Sono certo che alcuni storceranno il naso, altri faranno il classico risolino di chi pensa che la moda sia una cosa frivola, la stessa gente incapace di vedere che dietro un post fatto di lustrini e ricami c’è un pensiero sull’umanità, il mondo di oggi, le esigenze quotidiane, la visione del futuro. Chiunque abbia uno spiccato interesse per la moda è abituato a questo genere di considerazioni, e quindi non basteranno a distogliermi da un tema che mi è molto caro perchè rappresenta la sostanza di ciò che con questo blog ci siamo proposti di fare e al tempo stesso è la fiamma che anima la mia passione.
opera di Flavio Lucchini
Leggendo “Ribelli con stile” di Matteo Guarnaccia ho scoperto una vicenda piuttosto interessante: il 29 ottobre del 1793 in Francia la libertà d’abbigliamento fu proclamata un diritto fondamentale dell’uomo. Per secoli l’immobilismo sociale si era tradotto in una serie di divieti e rigide regole sull’abbigliamento, l’abito faceva la classe sociale o addirittura l’etnia di appartenenza per quei gruppi discriminati dalla società civile e a volte vere leggi assecondavano le folli credenze religiose: ad esempio le stoffe rigate, ritenute demoniache furono imposte nel Medioevo a giocolieri, musicisti, buffoni, prostitute e lebbrosi. L’assetto di una società dipende in gran parte dalla forza dei modelli che in essa vengono rispettati, così non stupisce se i rivoluzionari francesi con la loro ventata di libertà e uguaglianza, furono così acuti da abbattere un formalismo pregiudizievole, capace di condizionare le relazioni sociali.
opera di Wang Guangyi
Condizionare l’immagine, l’aspetto, significa condizionare la libertà e di ciò erano consapevoli quei regimi dittatoriali che nel corso del XX secolo usarono le divise per definire le masse più che per identificare delle funzioni: i piccoli italiani alle parate, i deportati nei campi di concentrameno, i rivoluzionari cinesi, tanto per citare degli esempi. Ma come racconta Guarnaccia il Novecento è stato anche il secolo delle ribellioni giovani, delle sottoculture che hanno trovato proprio nell’abbigliamento lo strumento per manifestare disagi e diversità, fino a diventare a loro volta dei modelli di vita e stile.

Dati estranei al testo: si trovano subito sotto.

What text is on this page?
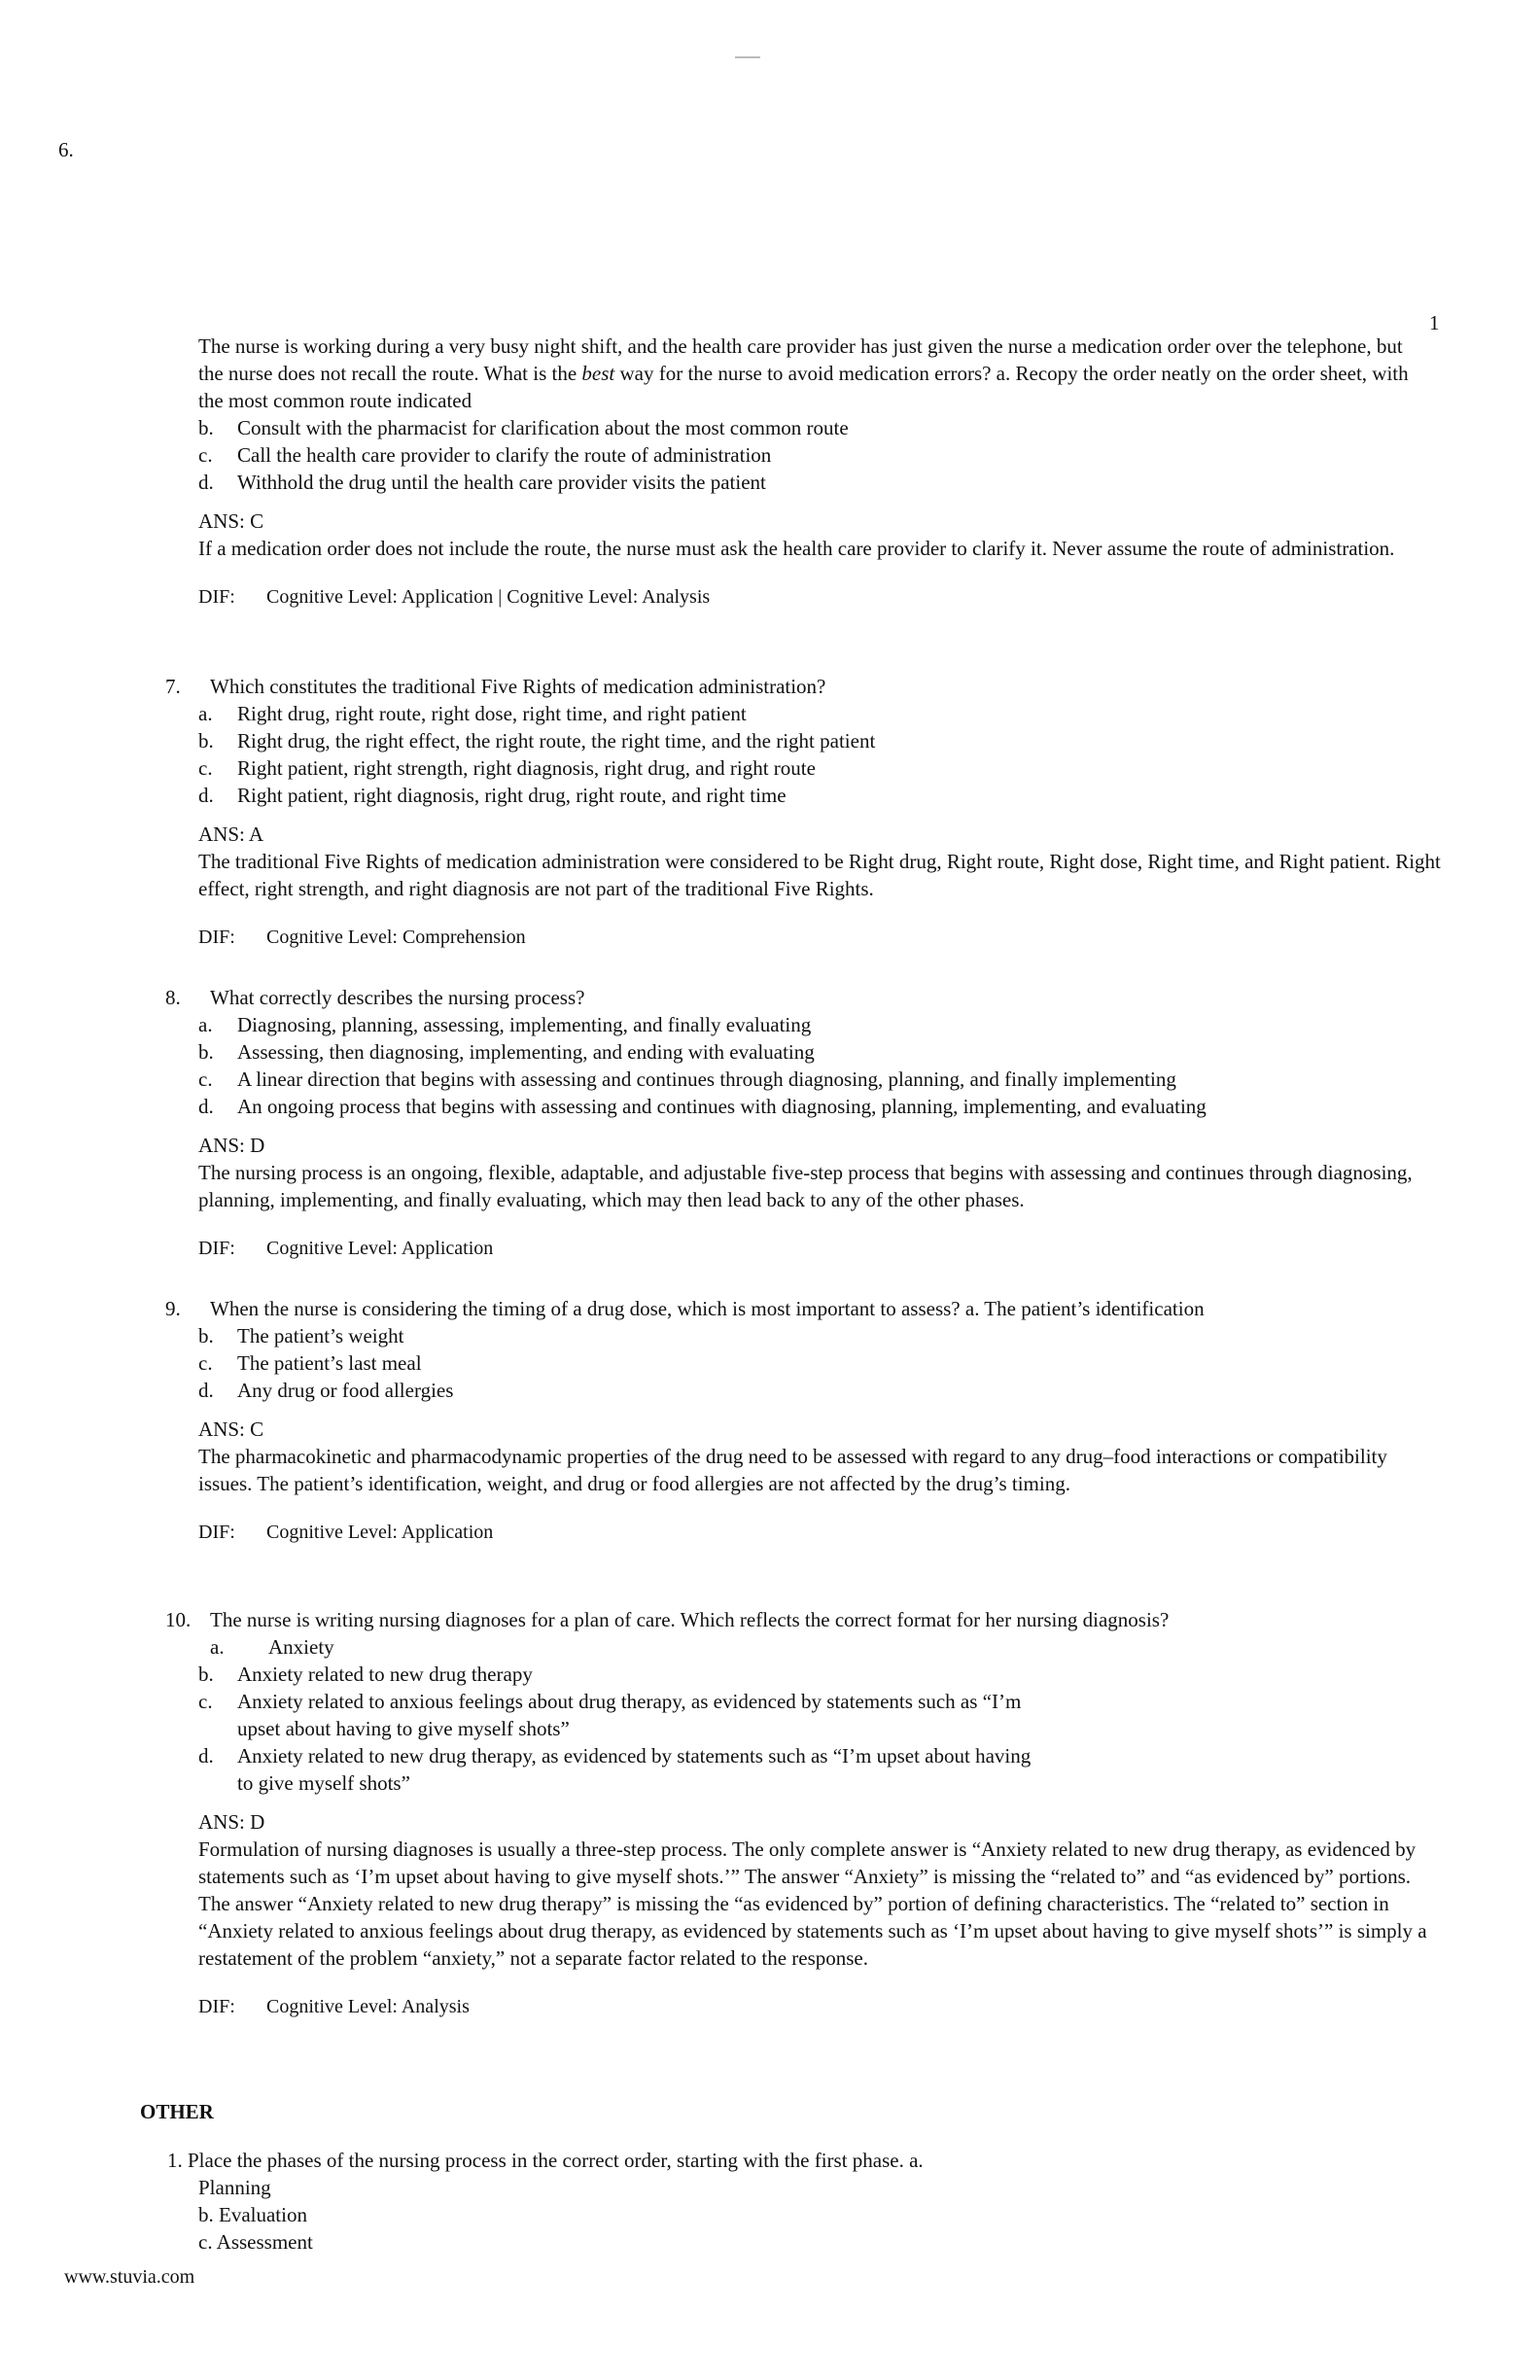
6.
1

The nurse is working during a very busy night shift, and the health care provider has just given the nurse a medication order over the telephone, but the nurse does not recall the route. What is the best way for the nurse to avoid medication errors? a. Recopy the order neatly on the order sheet, with the most common route indicated

b.	Consult with the pharmacist for clarification about the most common route
c.	Call the health care provider to clarify the route of administration
d.	Withhold the drug until the health care provider visits the patient

ANS: C

If a medication order does not include the route, the nurse must ask the health care provider to clarify it. Never assume the route of administration.

DIF: Cognitive Level: Application | Cognitive Level: Analysis

7. Which constitutes the traditional Five Rights of medication administration?
a.	Right drug, right route, right dose, right time, and right patient
b.	Right drug, the right effect, the right route, the right time, and the right patient
c.	Right patient, right strength, right diagnosis, right drug, and right route
d.	Right patient, right diagnosis, right drug, right route, and right time

ANS: A

The traditional Five Rights of medication administration were considered to be Right drug, Right route, Right dose, Right time, and Right patient. Right effect, right strength, and right diagnosis are not part of the traditional Five Rights.

DIF: Cognitive Level: Comprehension

8. What correctly describes the nursing process?
a.	Diagnosing, planning, assessing, implementing, and finally evaluating
b.	Assessing, then diagnosing, implementing, and ending with evaluating
c.	A linear direction that begins with assessing and continues through diagnosing, planning, and finally implementing
d.	An ongoing process that begins with assessing and continues with diagnosing, planning, implementing, and evaluating

ANS: D

The nursing process is an ongoing, flexible, adaptable, and adjustable five-step process that begins with assessing and continues through diagnosing, planning, implementing, and finally evaluating, which may then lead back to any of the other phases.

DIF: Cognitive Level: Application

9. When the nurse is considering the timing of a drug dose, which is most important to assess? a. The patient’s identification
b.	The patient’s weight
c.	The patient’s last meal
d.	Any drug or food allergies

ANS: C

The pharmacokinetic and pharmacodynamic properties of the drug need to be assessed with regard to any drug–food interactions or compatibility issues. The patient’s identification, weight, and drug or food allergies are not affected by the drug’s timing.

DIF: Cognitive Level: Application

10. The nurse is writing nursing diagnoses for a plan of care. Which reflects the correct format for her nursing diagnosis?
a.	Anxiety
b.	Anxiety related to new drug therapy
c.	Anxiety related to anxious feelings about drug therapy, as evidenced by statements such as “I’m upset about having to give myself shots”
d.	Anxiety related to new drug therapy, as evidenced by statements such as “I’m upset about having to give myself shots”

ANS: D

Formulation of nursing diagnoses is usually a three-step process. The only complete answer is “Anxiety related to new drug therapy, as evidenced by statements such as ‘I’m upset about having to give myself shots.’” The answer “Anxiety” is missing the “related to” and “as evidenced by” portions. The answer “Anxiety related to new drug therapy” is missing the “as evidenced by” portion of defining characteristics. The “related to” section in “Anxiety related to anxious feelings about drug therapy, as evidenced by statements such as ‘I’m upset about having to give myself shots’” is simply a restatement of the problem “anxiety,” not a separate factor related to the response.

DIF: Cognitive Level: Analysis

OTHER

1. Place the phases of the nursing process in the correct order, starting with the first phase. a.

Planning

b. Evaluation

c. Assessment

www.stuvia.com
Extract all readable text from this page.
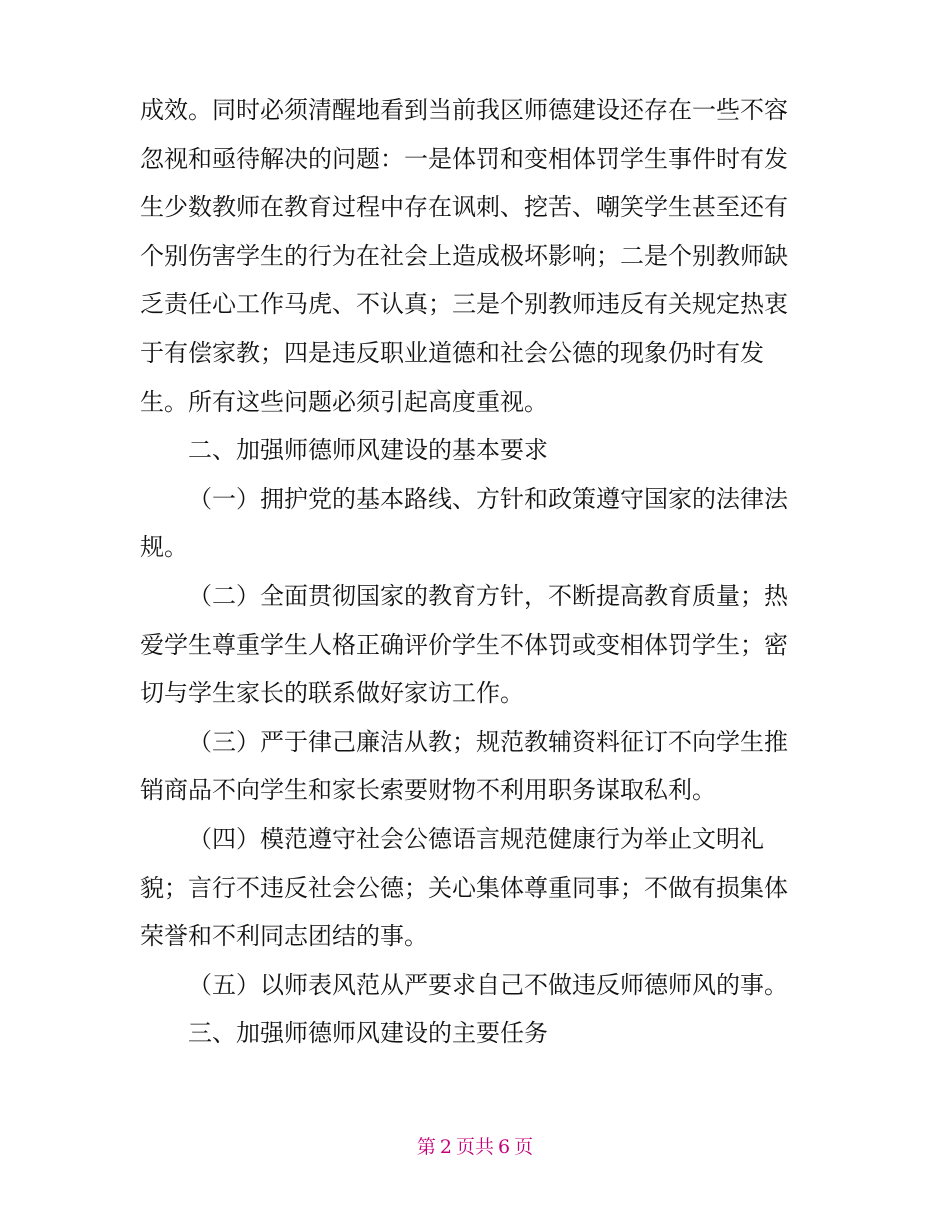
成效。同时必须清醒地看到当前我区师德建设还存在一些不容
忽视和亟待解决的问题：一是体罚和变相体罚学生事件时有发
生少数教师在教育过程中存在讽刺、挖苦、嘲笑学生甚至还有
个别伤害学生的行为在社会上造成极坏影响；二是个别教师缺
乏责任心工作马虎、不认真；三是个别教师违反有关规定热衷
于有偿家教；四是违反职业道德和社会公德的现象仍时有发
生。所有这些问题必须引起高度重视。
二、加强师德师风建设的基本要求
（一）拥护党的基本路线、方针和政策遵守国家的法律法
规。
（二）全面贯彻国家的教育方针，不断提高教育质量；热
爱学生尊重学生人格正确评价学生不体罚或变相体罚学生；密
切与学生家长的联系做好家访工作。
（三）严于律己廉洁从教；规范教辅资料征订不向学生推
销商品不向学生和家长索要财物不利用职务谋取私利。
（四）模范遵守社会公德语言规范健康行为举止文明礼
貌；言行不违反社会公德；关心集体尊重同事；不做有损集体
荣誉和不利同志团结的事。
（五）以师表风范从严要求自己不做违反师德师风的事。
三、加强师德师风建设的主要任务
第 2 页共 6 页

Qualche tempo fa Simone Marchetti, la penna del giornalismo italiano di moda che preferisco, riassumeva perfettamente un concetto essenziale per un hegeliano come me: “l’abito è l’artificio che più ci definisce, che ci descrive, che ci delimita. L’abito è la possibilità di tradurre un pensiero in un’azione estetica”, a ciò allude il tip di TheWardrobe “il vero lusso è essere se stessi” e questa è la ragione per cui il 29 ottobre deve essere celebrato come una giornata importante, una data significativa nella storia della moda.
opera di: Wang Guangyi
Celebrare quella dichiarazione di libertà non è solo un fatto commemorativo, forse una giornata della libertà di abbigliamento andrebbe ufficialmente istituita per tutte quelle realtà in cui ancora l’abbigliamento più che strumento di comunicazione è strumento di mortificazione; e sia chiaro: nessuna critica al libero e consapevole rispetto delle tradizioni locali, ma esso deve essere sempre frutto di una scelta.